As he walked past the houses—each one more dilapidated than the next—he noticed the occasional gaze, eyes peeking through windows, faces half-hidden in doorways. They were watching him, or rather, watching the outsider who had come to uncover their secrets. Their curiosity was palpable, but so was the wariness. No one was eager to talk to him, not yet. And the few who did only spoke in half-truths.

"She’s just... broken," one woman had said earlier in the local diner. “She doesn’t need no one else meddling in her business.” But when pressed, the woman had hurriedly added, “I mean, who knows? The truth is—well, it’s hard to say.”
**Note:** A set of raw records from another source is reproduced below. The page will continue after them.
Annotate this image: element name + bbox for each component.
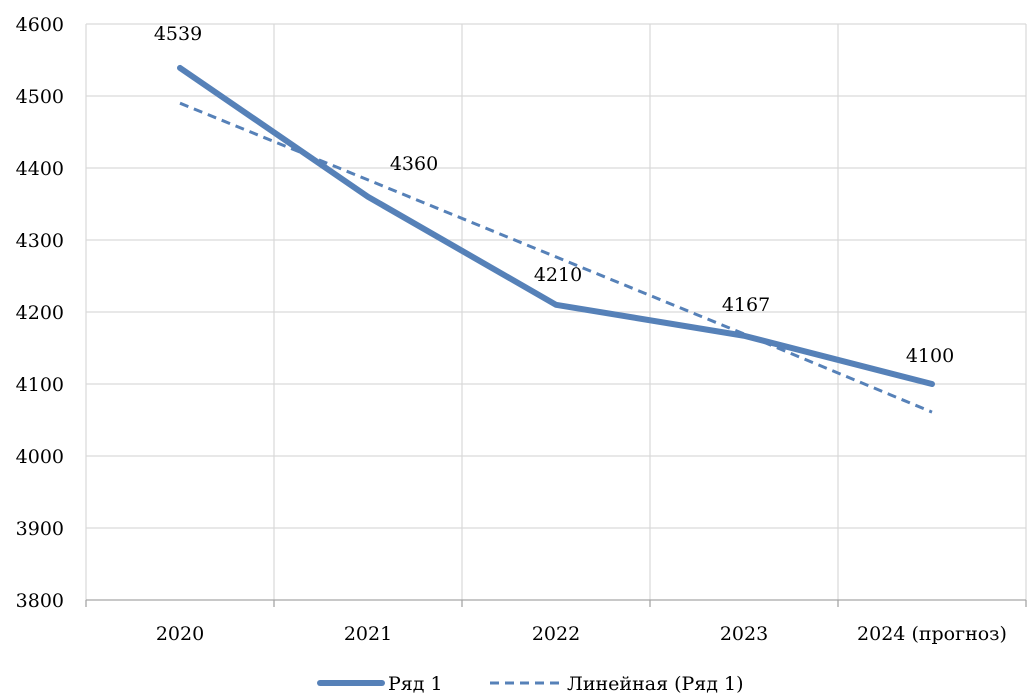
data-label: 4167 bbox=[722, 294, 770, 316]
x-tick-label: 2020 bbox=[156, 623, 204, 645]
series-layer bbox=[177, 64, 935, 414]
y-tick-label: 4200 bbox=[16, 302, 64, 324]
y-tick-label: 4600 bbox=[16, 14, 64, 36]
trendline bbox=[179, 101, 933, 414]
legend-label: Ряд 1 bbox=[388, 673, 443, 695]
y-tick-label: 3900 bbox=[16, 518, 64, 540]
data-label: 4360 bbox=[390, 153, 438, 175]
legend: Ряд 1 Линейная (Ряд 1) bbox=[317, 673, 744, 695]
x-tick-label: 2021 bbox=[344, 623, 392, 645]
y-tick-label: 4000 bbox=[16, 446, 64, 468]
data-labels: 4539 4360 4210 4167 4100 bbox=[154, 23, 954, 367]
x-tick-label: 2022 bbox=[532, 623, 580, 645]
y-axis: 3800 3900 4000 4100 4200 4300 4400 4500 4600 bbox=[16, 14, 64, 612]
data-label: 4210 bbox=[534, 264, 582, 286]
data-label: 4100 bbox=[906, 345, 954, 367]
x-tick-label: 2023 bbox=[720, 623, 768, 645]
series-line bbox=[177, 64, 935, 387]
y-tick-label: 4100 bbox=[16, 374, 64, 396]
legend-label: Линейная (Ряд 1) bbox=[567, 673, 744, 695]
y-tick-label: 4400 bbox=[16, 158, 64, 180]
data-label: 4539 bbox=[154, 23, 202, 45]
x-axis: 2020 2021 2022 2023 2024 (прогноз) bbox=[85, 599, 1027, 645]
y-tick-label: 4500 bbox=[16, 86, 64, 108]
y-tick-label: 4300 bbox=[16, 230, 64, 252]
y-tick-label: 3800 bbox=[16, 590, 64, 612]
chart-grid bbox=[85, 23, 1027, 600]
x-tick-label: 2024 (прогноз) bbox=[857, 623, 1007, 645]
It wasn’t the first vague answer Jack had gotten. And it certainly wouldn’t be the last.

By the time he reached her house, the sun was beginning to dip behind the trees, casting long shadows over the crooked porch. The house stood there like a relic, an architectural puzzle with rooms that seemed to shift and change when viewed from different angles. Heavy curtains hung in the windows, blocking out any trace of light, giving the house an air of claustrophobia. A single door opened directly onto the porch, and Jack hesitated before stepping up to it.

There were no bells. No knocker. Just a simple door, slightly ajar, like a silent invitation.

Jack knocked anyway.

A moment later, he heard a shuffle from inside. The door creaked open, revealing the woman who had captured his curiosity. Evelyn Hale stood there in the dim light, her eyes dark and unreadable. She said nothing at first, simply stared at him as if weighing his worth. The air seemed to thicken around them, and Jack felt that old, familiar sense of discomfort—a journalist’s sixth sense—that told him this wasn’t going to be a simple interview.

"You're the one who wants my story," she said, her voice low and tinged with something Jack couldn’t place.

He nodded, taking a step closer. "Yes, I am. I think people deserve to hear it."

Her lips twitched, but her eyes stayed cold. "We’ll see about that."